Животные не верят в экологию. Даже этнобиологи не утверждают этого. Даже этнобиологи не говорят, что муравей приносит себя в жертву ради продолжения вида. То, что они говорят, имеет немного другой смысл: муравей умирает, и цель его смерти есть продолжение вида. Продолжение вида есть сила, которая действует через индивида, но которую индивид не в состоянии понять. Таким образом, идея является врожденной, и муравей руководствуется ею в том же смысле, в каком компьютер руководствуется программой.
Мы, менеджеры экологии (прошу прощения за то, что продолжаю таким образом и выхожу за рамки вашего вопроса – я закончу через несколько секунд), мы, менеджеры, понимаем великий танец, а потому можем решать, сколько форелей можно выловить и сколько ягуаров посадить в клетки, не нарушая баланса танца. Единственный организм, жизнью и смертью которого мы не претендуем распоряжаться, это человек. Почему? Потому что человек иной. Человек понимает этот танец, тогда как другие танцоры – нет. Человек существо интеллектуальное.
Она говорит, а его мысли разбегаются. Он уже слышал это прежде, этот ее антиэкологизм. Со стихами про ягуаров нет проблем, думает он, но ты не заставишь свору австралийцев, стоящих вокруг овцы и слушающих ее дурацкое блеяние, писать о ней стихи.
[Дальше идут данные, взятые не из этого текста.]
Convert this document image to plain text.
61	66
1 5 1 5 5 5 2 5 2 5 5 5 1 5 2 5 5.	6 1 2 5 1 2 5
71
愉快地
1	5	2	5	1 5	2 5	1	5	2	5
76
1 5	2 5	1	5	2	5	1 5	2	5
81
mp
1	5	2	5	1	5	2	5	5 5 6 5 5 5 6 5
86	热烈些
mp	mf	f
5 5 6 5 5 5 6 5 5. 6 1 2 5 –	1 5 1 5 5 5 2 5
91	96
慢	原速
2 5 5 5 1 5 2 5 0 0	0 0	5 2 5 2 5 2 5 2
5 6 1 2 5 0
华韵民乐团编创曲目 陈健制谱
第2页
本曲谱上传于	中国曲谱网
Не это ли и есть самое подозрительное во всей суете вокруг защиты прав животных: этим деятелям приходится выезжать на спинах задумчивых горилл, сексуальных ягуаров, милашек-панд потому, что истинный предмет их озабоченности – курицы и свиньи, не говоря уже о белых крысах или креветках – общественному мнению не интересен.
Вопрос задает Элейн Маркс, которая вчера перед лекцией произнесла вступительное слово.
– Вы в своей лекции говорили, что для оправдания нерелевантных различий (Есть ли разум у этого существа? Наделено ли это существо даром речи) между Homo и, например, другими приматами в недобросовестных целях использовались разные критерии.
В то же время сам факт, что вы можете приводить аргументы против такой логики, доказывает ее несостоятельность, означает, что вы имеете определенную веру в силу логики, истинной логики, в отличие от логики ложной.
Позвольте мне конкретизировать мой вопрос ссылкой на Лемюэля Гулливера. В «Путешествиях Гулливера» Свифт дает нам картинку утопии разума, страны так называемых гуигнгнмов, но выясняется, что в ней нет места для Гулливера, который волею Свифта являет собой максимальное приближение к нам, его читателям. Но кто из нас захотел бы жить в стране гуигнгнмов с ее рациональным вегетарианством, рациональным правительством, рациональным подходом к любви, браку и смерти? Да та же самая лошадь – разве она захочет жить в таком абсолютно зарегулированном, тоталитарном обществе? Для нас более насущен вопрос: а каковы достижения абсолютно зарегулированных обществ? Разве не факт, что они либо разваливаются, либо милитаризуются?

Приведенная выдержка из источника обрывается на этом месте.